The recent story surrounding the notion of a pirate, DRM-free ‘cracked’ version of Resident Evil Village outperforming Capcom’s launch code, in turn, fascinated and terrified me. I can accept that anti-piracy is a necessity, and I can just as well accept that their sophistication these days may have a certain level of CPU cost. However, putting out a game that has performance issues because of DRM crosses a red line – this is something a developer or publisher certainly should not do. And yet I can confirm that Resident Evil Village on PC in its cracked form runs smoother than the flawed official release.
In fact, the compromised code addresses the two most important performance issues my colleague Alex Battaglia noted in his Resident Evil Village PC technical review. First, key animations during combat ̵
When I repeated these tests for this piece, I was struck by the fact that in the two months since the Resident Evil Village PC was released, nothing has been done by Capcom to solve these obvious problems. However, I can confirm that the broken version does just that, and solve both of these important performance issues. In the NFO notes, the hacker talks about two DRM systems in play within Resident Evil Village: Denuvo, plus Capcom’s own anti-piracy technology which allegedly within Denuvo, which makes it even less optimal. The notes suggest that CPU-heavy DRM countermeasures kick in with these important animations – explicitly pointing the finger at copy protection for the game’s performance issues.
And here’s the kicker: regardless of whether the hacker team is on par with the cause of the performance issues, the fact is that the crack fixed them in all the scenarios I tested. The fight is now even and even across the board, without freezing for a split second. Although there is a suspicion that the pirate version of the game may lack some animations, the battles against Lady Dimitrescu’s daughters are played without sudden swings.

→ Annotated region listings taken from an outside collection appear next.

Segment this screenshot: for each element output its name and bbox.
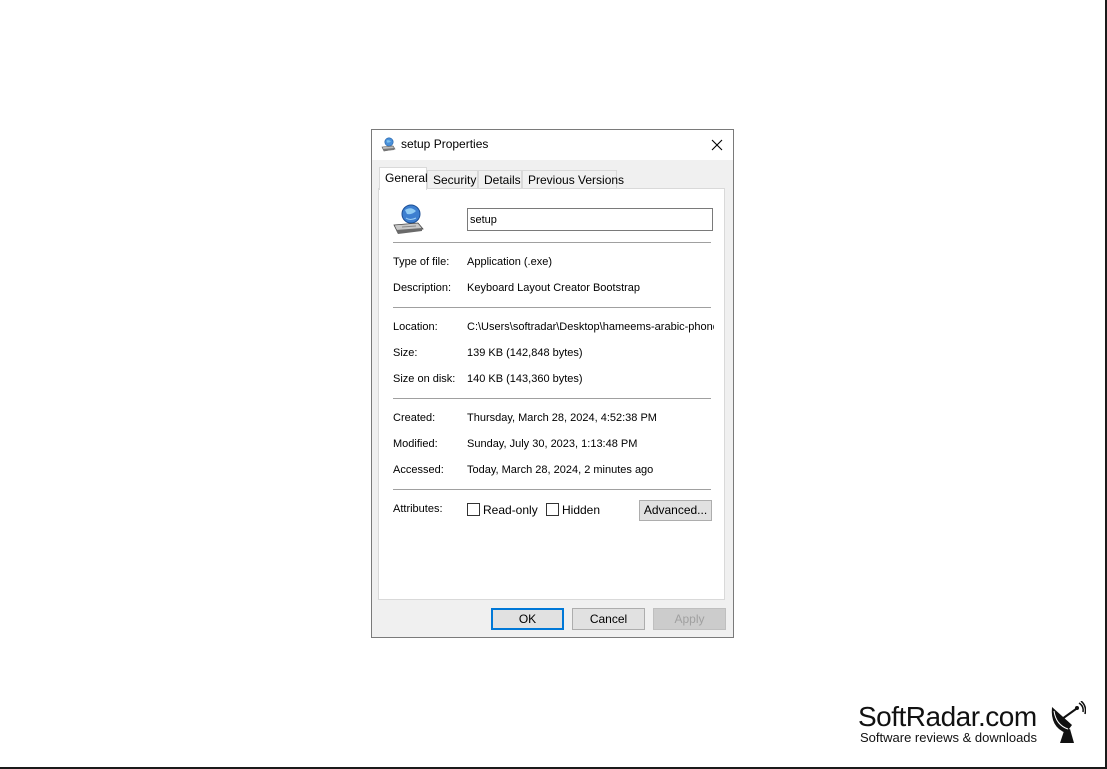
description-label: Description: (393, 282, 452, 294)
separator (393, 489, 711, 491)
softradar-watermark: SoftRadar.com Software reviews & downloa… (858, 701, 1088, 747)
size-label: Size: (393, 347, 418, 359)
separator (393, 307, 711, 309)
created-label: Created: (393, 412, 436, 424)
size-on-disk-label: Size on disk: (393, 373, 456, 385)
size-on-disk-value: 140 KB (143,360 bytes) (467, 373, 583, 385)
separator (393, 398, 711, 400)
modified-label: Modified: (393, 438, 438, 450)
type-of-file-value: Application (.exe) (467, 256, 552, 268)
advanced-button[interactable]: Advanced... (639, 500, 712, 521)
description-value: Keyboard Layout Creator Bootstrap (467, 282, 641, 294)
modified-value: Sunday, July 30, 2023, 1:13:48 PM (467, 438, 638, 450)
apply-button[interactable]: Apply (653, 608, 726, 630)
tab-security[interactable]: Security (427, 170, 478, 188)
location-value[interactable]: C:\Users\softradar\Desktop\hameems-arabi… (467, 321, 714, 333)
watermark-subtitle: Software reviews & downloads (860, 730, 1038, 745)
general-panel: Type of file: Application (.exe) Descrip… (378, 188, 725, 600)
read-only-label[interactable]: Read-only (483, 503, 538, 517)
satellite-dish-icon (1051, 701, 1086, 743)
accessed-label: Accessed: (393, 464, 444, 476)
cancel-button[interactable]: Cancel (572, 608, 645, 630)
tab-details[interactable]: Details (478, 170, 522, 188)
location-label: Location: (393, 321, 438, 333)
hidden-checkbox[interactable] (546, 503, 559, 516)
setup-exe-icon (381, 137, 396, 152)
close-icon (711, 139, 723, 151)
separator (393, 242, 711, 244)
type-of-file-label: Type of file: (393, 256, 450, 268)
close-button[interactable] (701, 130, 733, 160)
attributes-label: Attributes: (393, 503, 443, 515)
accessed-value: Today, March 28, 2024, 2 minutes ago (467, 464, 654, 476)
created-value: Thursday, March 28, 2024, 4:52:38 PM (467, 412, 657, 424)
ok-button[interactable]: OK (491, 608, 564, 630)
title-bar[interactable]: setup Properties (372, 130, 733, 160)
read-only-checkbox[interactable] (467, 503, 480, 516)
properties-dialog: setup Properties General Security Detail… (371, 129, 734, 638)
hidden-label[interactable]: Hidden (562, 503, 600, 517)
size-value: 139 KB (142,848 bytes) (467, 347, 583, 359)
setup-exe-large-icon (393, 204, 424, 234)
file-name-field[interactable] (467, 208, 713, 231)
window-title: setup Properties (401, 137, 489, 151)
watermark-title: SoftRadar.com (858, 701, 1037, 732)
tab-previous-versions[interactable]: Previous Versions (522, 170, 624, 188)
tab-general[interactable]: General (379, 167, 428, 190)
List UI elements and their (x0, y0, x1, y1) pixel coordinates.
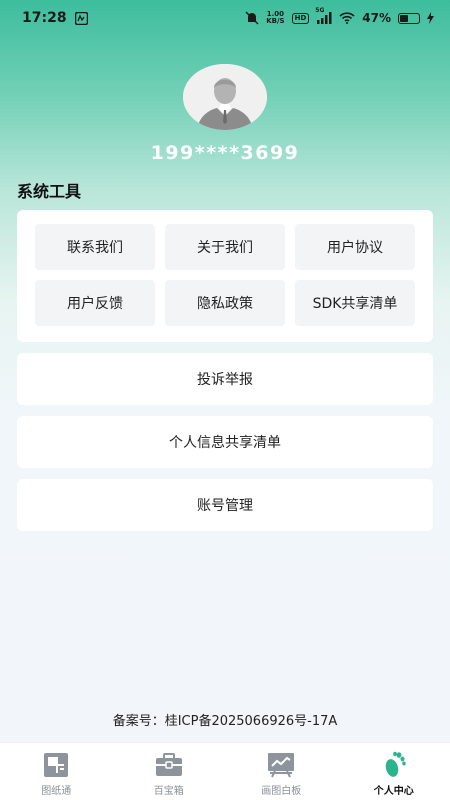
tab-whiteboard-label: 画图白板 (261, 786, 302, 797)
user-avatar-icon (183, 64, 267, 130)
footprint-icon (379, 751, 409, 779)
user-phone: 199****3699 (150, 142, 300, 164)
tab-toolbox-label: 百宝箱 (153, 786, 184, 797)
contact-us-button[interactable]: 联系我们 (35, 224, 155, 270)
app-notification-icon (74, 11, 88, 25)
tab-whiteboard[interactable]: 画图白板 (225, 743, 338, 800)
sdk-share-list-button[interactable]: SDK共享清单 (295, 280, 415, 326)
mute-icon (245, 11, 259, 25)
wifi-icon (339, 12, 355, 24)
icp-record: 备案号：桂ICP备2025066926号-17A (112, 714, 338, 729)
user-agreement-button[interactable]: 用户协议 (295, 224, 415, 270)
status-bar: 17:28 1.00 KB/S HD 5G 47% (0, 0, 450, 36)
tab-profile-label: 个人中心 (373, 786, 414, 797)
battery-icon (398, 12, 420, 24)
complaint-report-row[interactable]: 投诉举报 (17, 353, 433, 405)
about-us-button[interactable]: 关于我们 (165, 224, 285, 270)
personal-info-share-list-row[interactable]: 个人信息共享清单 (17, 416, 433, 468)
whiteboard-icon (266, 751, 296, 779)
net-speed: 1.00 KB/S (266, 10, 285, 25)
section-title: 系统工具 (17, 182, 82, 201)
tab-drawings-label: 图纸通 (41, 786, 72, 797)
tab-toolbox[interactable]: 百宝箱 (113, 743, 226, 800)
bottom-tab-bar: 图纸通 百宝箱 画图白板 个人中心 (0, 742, 450, 800)
drawing-board-icon (41, 751, 71, 779)
system-tools-card: 联系我们 关于我们 用户协议 用户反馈 隐私政策 SDK共享清单 (17, 210, 433, 342)
charging-icon (427, 12, 434, 24)
battery-percent: 47% (362, 11, 391, 25)
tab-profile[interactable]: 个人中心 (338, 743, 450, 800)
signal-icon: 5G (315, 7, 332, 24)
user-feedback-button[interactable]: 用户反馈 (35, 280, 155, 326)
tab-drawings[interactable]: 图纸通 (0, 743, 113, 800)
account-management-row[interactable]: 账号管理 (17, 479, 433, 531)
status-time: 17:28 (22, 10, 67, 26)
privacy-policy-button[interactable]: 隐私政策 (165, 280, 285, 326)
avatar[interactable] (183, 64, 267, 130)
toolbox-icon (154, 751, 184, 779)
hd-badge: HD (291, 12, 310, 24)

RE Engine is as efficient as we hope it would be – except for console equivalent settings with beam tracking enabled, I could play between 90 fps up to 160 fps on an RTX 3080.
The success of the pirated version of solving these long-standing problems suggests two potential scenarios: first and foremost, the hackers are on par with us – it is actually DRM that is causing the problems in the first place, and they have done us a solid service by removing it. And if the hackers are not right with us, the alternative is perhaps even more remarkable: that they optimized the game in a way that Capcom has not wanted in the last couple of months.

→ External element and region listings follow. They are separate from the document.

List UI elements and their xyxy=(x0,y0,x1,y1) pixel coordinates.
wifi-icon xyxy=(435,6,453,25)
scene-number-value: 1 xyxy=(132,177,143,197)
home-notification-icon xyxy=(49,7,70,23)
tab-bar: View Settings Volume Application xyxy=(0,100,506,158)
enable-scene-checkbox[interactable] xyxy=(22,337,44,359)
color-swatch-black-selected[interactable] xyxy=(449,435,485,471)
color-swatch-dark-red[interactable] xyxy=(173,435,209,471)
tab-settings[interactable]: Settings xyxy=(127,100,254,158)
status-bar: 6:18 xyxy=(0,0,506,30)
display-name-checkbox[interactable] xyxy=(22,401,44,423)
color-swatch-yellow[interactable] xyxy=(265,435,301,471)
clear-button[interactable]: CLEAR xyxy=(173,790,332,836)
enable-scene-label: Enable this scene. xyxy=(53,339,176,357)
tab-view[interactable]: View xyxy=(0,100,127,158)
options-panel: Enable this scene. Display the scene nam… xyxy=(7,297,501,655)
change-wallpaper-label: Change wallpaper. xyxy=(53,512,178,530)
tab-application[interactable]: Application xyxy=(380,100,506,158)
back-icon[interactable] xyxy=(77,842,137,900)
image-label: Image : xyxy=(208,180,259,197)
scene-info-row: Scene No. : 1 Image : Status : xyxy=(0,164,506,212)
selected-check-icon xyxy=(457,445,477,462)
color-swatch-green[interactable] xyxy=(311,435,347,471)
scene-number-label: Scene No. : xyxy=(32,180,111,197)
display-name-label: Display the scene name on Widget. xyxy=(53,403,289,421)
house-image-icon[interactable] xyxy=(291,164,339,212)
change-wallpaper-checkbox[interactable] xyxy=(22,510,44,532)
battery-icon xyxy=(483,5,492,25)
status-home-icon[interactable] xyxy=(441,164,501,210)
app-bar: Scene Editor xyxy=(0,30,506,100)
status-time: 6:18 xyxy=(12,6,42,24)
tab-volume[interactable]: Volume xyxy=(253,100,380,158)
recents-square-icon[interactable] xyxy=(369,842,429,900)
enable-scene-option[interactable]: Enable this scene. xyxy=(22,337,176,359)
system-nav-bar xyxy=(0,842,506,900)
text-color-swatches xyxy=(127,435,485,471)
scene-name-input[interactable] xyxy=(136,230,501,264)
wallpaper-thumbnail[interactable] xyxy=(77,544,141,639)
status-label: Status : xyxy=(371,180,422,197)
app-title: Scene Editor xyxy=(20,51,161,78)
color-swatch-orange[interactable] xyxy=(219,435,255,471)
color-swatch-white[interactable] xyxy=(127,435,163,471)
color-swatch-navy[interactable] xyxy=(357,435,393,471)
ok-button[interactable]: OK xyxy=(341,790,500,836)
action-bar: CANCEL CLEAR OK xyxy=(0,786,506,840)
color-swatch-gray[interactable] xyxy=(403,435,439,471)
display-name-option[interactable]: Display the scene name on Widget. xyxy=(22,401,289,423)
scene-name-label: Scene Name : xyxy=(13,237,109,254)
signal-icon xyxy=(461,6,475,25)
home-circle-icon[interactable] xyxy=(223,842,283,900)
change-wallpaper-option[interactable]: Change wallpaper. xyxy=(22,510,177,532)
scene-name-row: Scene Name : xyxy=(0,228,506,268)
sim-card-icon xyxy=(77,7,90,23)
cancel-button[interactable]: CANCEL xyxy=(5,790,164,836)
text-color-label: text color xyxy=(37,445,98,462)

The bottom line is that any reason to integrate DRM goes out the window if a pirated version of the game provides a better experience than a purchased and paid-for-copy. I shared my findings with Capcom on Monday night and have asked for comment, and I have also tried to contact Denuvo for their response. So far, however, I have not had anything left. At this point, however, I feel that Capcom owes its paying customers an apology, but more constructively, it must immediately release an update that fixes the issues, which brings the official code in line with the performance offered by the pirated version.
In the meantime though, where does this leave the user who bought the game? It’s not that hard to find the crack alone, which works with standard Steam downloads (but seems to be incompatible with existing storage), but this can hardly be recommended. I have heard good things about the RE Framework which claims to solve stuttering problems and provides improvements in the quality of life as a field of vision. There’s something I could not test myself – the injected code seemed to stop the message from appearing, making it impossible to advance in the game. That said, others report that it works. It’s hard to imagine that a mod would tamper with the game’s DRM, so there might be a way forward to solve this problem without resorting to pirate code. There is also talk of missing animations with the cracked version, which will not apply to this mode.
At this point, the ball is in Capcom’s court, and I hope to see some response and positive action soon – and we’ll update you if and when it does.